Mix sieht dank des freiwilligen Engagements positive Entwicklungen – auf Seiten der FSJler und auch auf Seiten der Patienten. "Die jungen Freiwilligen lernen im EGZB mit Menschen umzugehen und Verantwortung zu übernehmen. Sie können sich über ihren weiteren Werdegang klar werden und Fragen beantworten wie: Passt ein Medizinstudium zu mir? Oder: Ist ein pflegerischer Beruf etwas für mich? Die Patienten hingegen sind oft überrascht über das Interesse der jungen Menschen im Enkel- oder Urenkelalter und genießen den unbefangenen Kontakt zu ihnen. Wenn Fiona und Alina mit unseren Patienten sprechen oder eine Runde 'Mensch ärgere dich nicht' spielen, holen sie sie aus ihrem Krankenalltag heraus und lenken sie ab – wenn sich plötzlich nicht alles um die Erkrankung dreht, gesunden unsere Patienten wesentlich schneller."
FSJ zeigt neue Perspektiven
"Ich würde ein FSJ auf jeden Fall empfehlen", versichert Fiona Niebuhr. "Man erhält eine gute Chance, den Bereich zu erproben, für den man sich interessiert."

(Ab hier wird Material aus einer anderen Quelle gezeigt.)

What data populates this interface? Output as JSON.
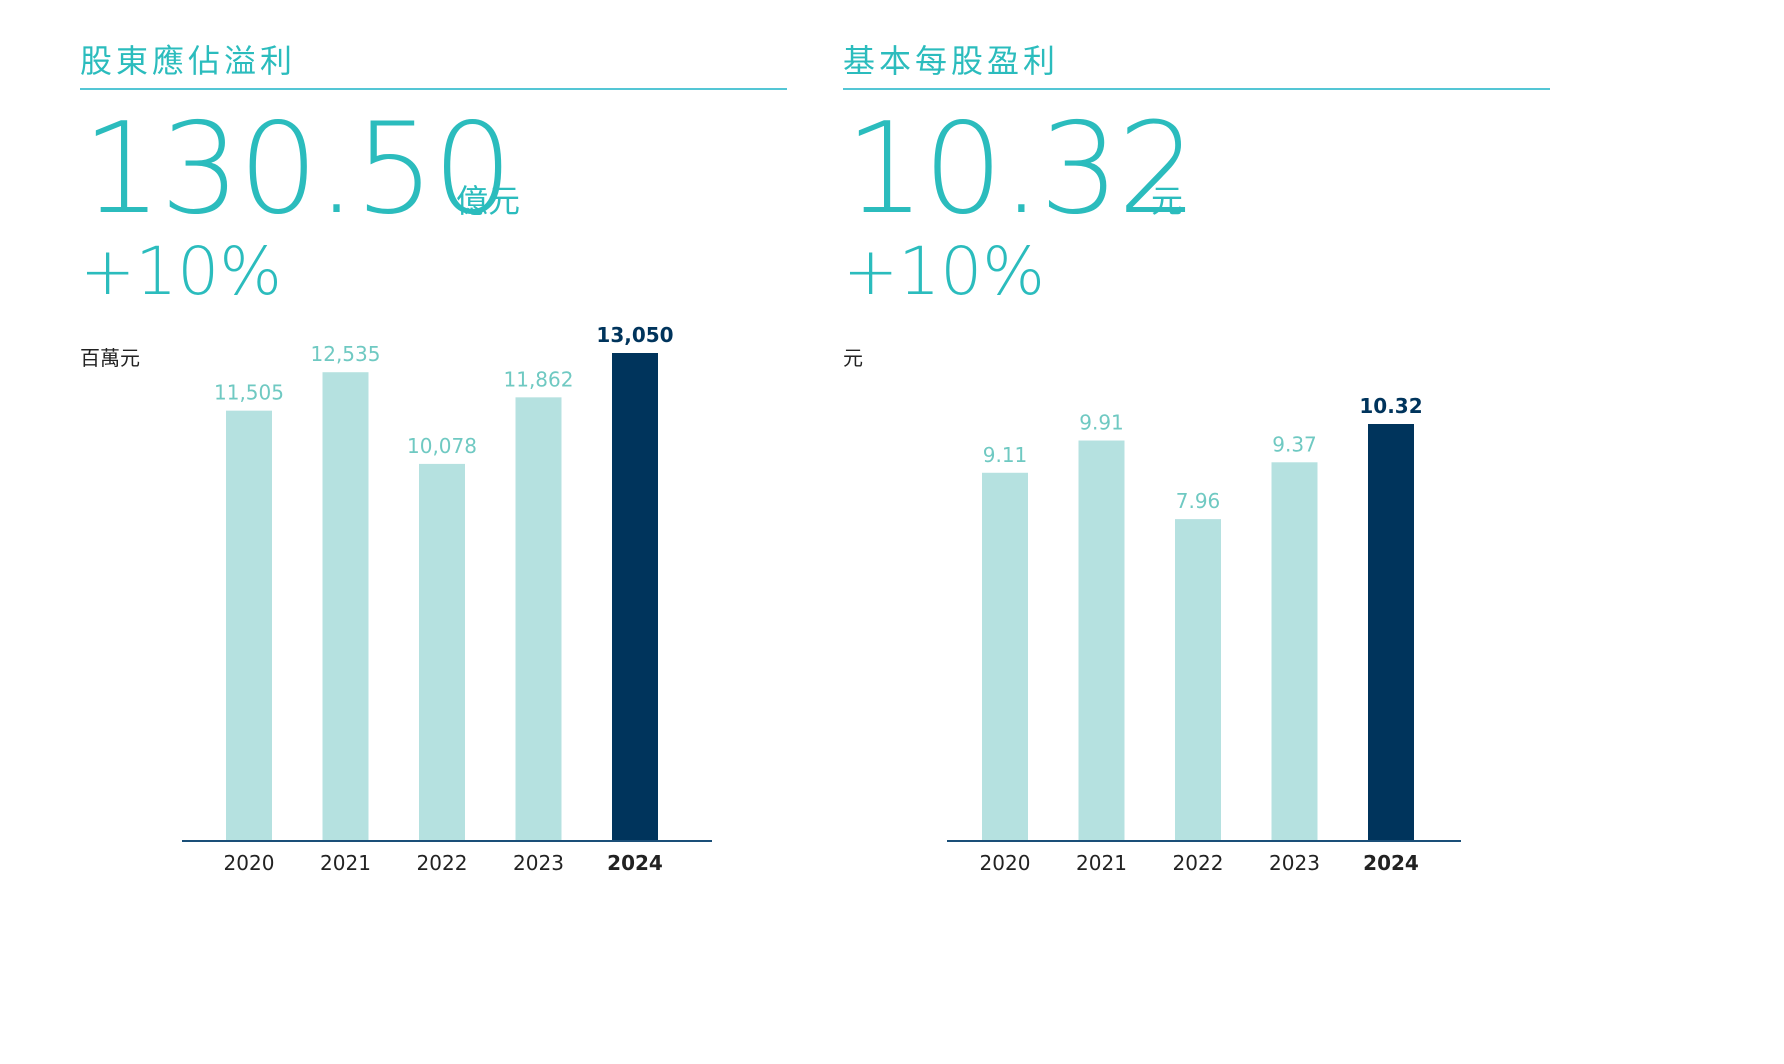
{
  "panels": [
    {
      "title": "股東應佔溢利",
      "big_value": "130.50",
      "big_unit": "億元",
      "change": "+10%",
      "unit_label": "百萬元"
    },
    {
      "title": "基本每股盈利",
      "big_value": "10.32",
      "big_unit": "元",
      "change": "+10%",
      "unit_label": "元"
    }
  ],
  "colors": {
    "accent": "#2bbcbd",
    "rule": "#54c6d5",
    "bar_light": "#b5e1e0",
    "bar_highlight": "#00345c",
    "label_light": "#6fc9c2",
    "axis": "#1a4f78",
    "tick": "#222222"
  },
  "chart_data": [
    {
      "type": "bar",
      "categories": [
        "2020",
        "2021",
        "2022",
        "2023",
        "2024"
      ],
      "values": [
        11505,
        12535,
        10078,
        11862,
        13050
      ],
      "value_labels": [
        "11,505",
        "12,535",
        "10,078",
        "11,862",
        "13,050"
      ],
      "highlight_index": 4,
      "ylabel": "百萬元",
      "ylim": [
        0,
        13050
      ],
      "grid": false
    },
    {
      "type": "bar",
      "categories": [
        "2020",
        "2021",
        "2022",
        "2023",
        "2024"
      ],
      "values": [
        9.11,
        9.91,
        7.96,
        9.37,
        10.32
      ],
      "value_labels": [
        "9.11",
        "9.91",
        "7.96",
        "9.37",
        "10.32"
      ],
      "highlight_index": 4,
      "ylabel": "元",
      "ylim": [
        0,
        10.32
      ],
      "grid": false
    }
  ]
}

So hat sich durch das freiwillige Engagement der Berufswunsch der FSJlerin tatsächlich geändert: Zu Beginn des FSJs wollte Fiona Niebuhr noch Psychologin werden, jetzt möchte sie lieber Medizin studieren. "Vor meiner Zeit im EGZB hätte ich niemals erwartet, dass ich mir von Patienten eine OP-Narbe oder ein geschwollenes Bein zeigen lassen würde – mittlerweile finde ich das richtig spannend", lacht Fiona Niebuhr. Auch Alina Denz ist sichtlich zufrieden: "Obwohl wir frisch von der Schule kommen und eigentlich keine Vorkenntnisse haben, dürfen wir nah am Menschen arbeiten und lernen viel. Die Arbeit hier ist wirklich vielseitig. Und auch die FSJ-Betreuung generell ist sehr engagiert: Wir fühlen uns gut aufgehoben und werden nicht allein gelassen. Und die Seminare und Seminarfahrten sind auch echt super!" Die beiden FSJlerinnen, die sich erst bei ihrem Dienst kennen gelernt haben, sind richtig gute Freundinnen geworden und möchten den Sommer gemeinsam in Alina Denz Heimat, der Schweiz, verbringen. "Egal wie stressig es hier manchmal ist, am letzten Tag werden wir beide auf jeden Fall ganz schön traurig sein", prophezeit Fiona Niebuhr.